Stay Ahead of the Curve With Reinforcement Training
If you have been keeping up with our recent blogs, then you learned a bit about our seven part sales system, or as we call it, The Sandler Submarine. But is knowing a good sales system good enough? Could be, but really it comes down to the implementation of that system, if you want to see tangible results. To be successful, you need to stay ahead of your prospect when it comes to knowledge about effective negotiating and selling techniques. Otherwise, you may fall in to the traps of the traditional selling model, and then prospects got you where they want you. They know all your tricks and have a few of their own to take control of the process.

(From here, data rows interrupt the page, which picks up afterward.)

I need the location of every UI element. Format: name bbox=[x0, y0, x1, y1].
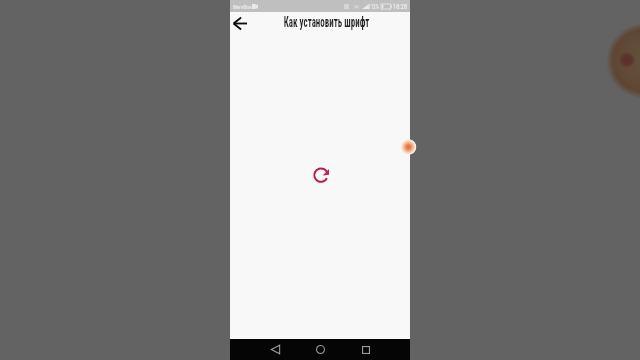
button[interactable]: Home bbox=[310, 339, 331, 360]
staticText: 12% bbox=[371, 3, 379, 10]
button[interactable]: Back bbox=[230, 12, 252, 34]
button[interactable]: Recent apps bbox=[355, 339, 376, 360]
button[interactable]: Back bbox=[265, 339, 286, 360]
staticText: 10:28 bbox=[393, 2, 408, 10]
staticText: Как установить шрифт bbox=[284, 14, 369, 30]
staticText: МегаФон bbox=[233, 4, 252, 9]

So how do you combat this competitive edge the prospect has gained? Well, training is probably the most important way to overcome these kinds of obstacles. Even if you have been thoroughly trained and are a seasoned veteran, you should maintain a training schedule to keep you sharp.
This is one of the big reasons that it makes a lot of sense to continue training on an ongoing and regular basis. Obviously the bulk of the learning is going to happen in the first 12 to 18 months, but after that, participating in a training maintenance program will keep you sharp and on top of the latest sales approaches. There are really two types of training when you boil it all down: impact training and ongoing reinforcement training. Impact training programs are usually anywhere from a few hours to a week long workshop. When you finish, you’re lifted up and motivated. What happens, though, is that as soon as you leave the workshop and get cut off in traffic or a few weeks go by, the majority of what you learned is forgotten and never even applied.

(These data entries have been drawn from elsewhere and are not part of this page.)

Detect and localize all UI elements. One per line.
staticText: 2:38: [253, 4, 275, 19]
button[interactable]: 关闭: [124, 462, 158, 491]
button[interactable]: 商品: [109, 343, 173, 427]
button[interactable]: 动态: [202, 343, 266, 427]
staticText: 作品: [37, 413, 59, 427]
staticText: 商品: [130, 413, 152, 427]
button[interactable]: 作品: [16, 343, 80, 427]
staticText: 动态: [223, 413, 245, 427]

On the other hand, ongoing reinforcement training programs use time and reinforcement to modify your behaviors, your belief systems, and your techniques. You won’t “get it” in a few hours or even a week. If that were the case, everyone would be a scratch golfer with only a few hours or a week of coaching. (Yeah, right.) To make matters a little more challenging, it’s not only just a matter of modifying the way you do things, it’s a matter of modifying the way you feel about the way you do things. In other words, just knowing the steps of the selling system is not enough. You have to manage all the limiting feelings and tics that may make you uncomfortable as you execute new tasks, such as calling on a CEO or talking to strangers. You must change beliefs and feelings that hold you back, such as believing an I’ll think it over will eventually turn into a yes. So there is a bit of personal pain involved here, but it will be well worth it as you hone your new selling skills.
Effective sales training always emphasizes reinforcement, and there’s a simple reason for that. It works. Through on-going reinforcement training, people modify their behaviors. But they also update self-limiting selling beliefs and identify goals that truly motivate them. I’d like to be able to tell you that it all happens overnight, once you memorize the compartments of the submarine. But it doesn’t just happen overnight, it takes time and practice before you will master these new ways of selling, and revolves around pain.
Uncovering pain is the basic premise behind the entire Sandler 7 step process, but in particular, it’s the pivotal step 3 that is vital to your success. As you build up relationships with new prospects and gain their trust, you can begin to see their guard come down. When the prospect trusts you, they will start to share some of their pain and emotions with you. People buy emotionally, so this is where you gain your edge, and show the prospect how your products or services can solve their problem and relieve their pain. But, in order to get to this point, you need to build-up and maintain your new selling repertoire. Thus, Sandler reinforcement training is the way you will stay sharp, and ahead of your competitors.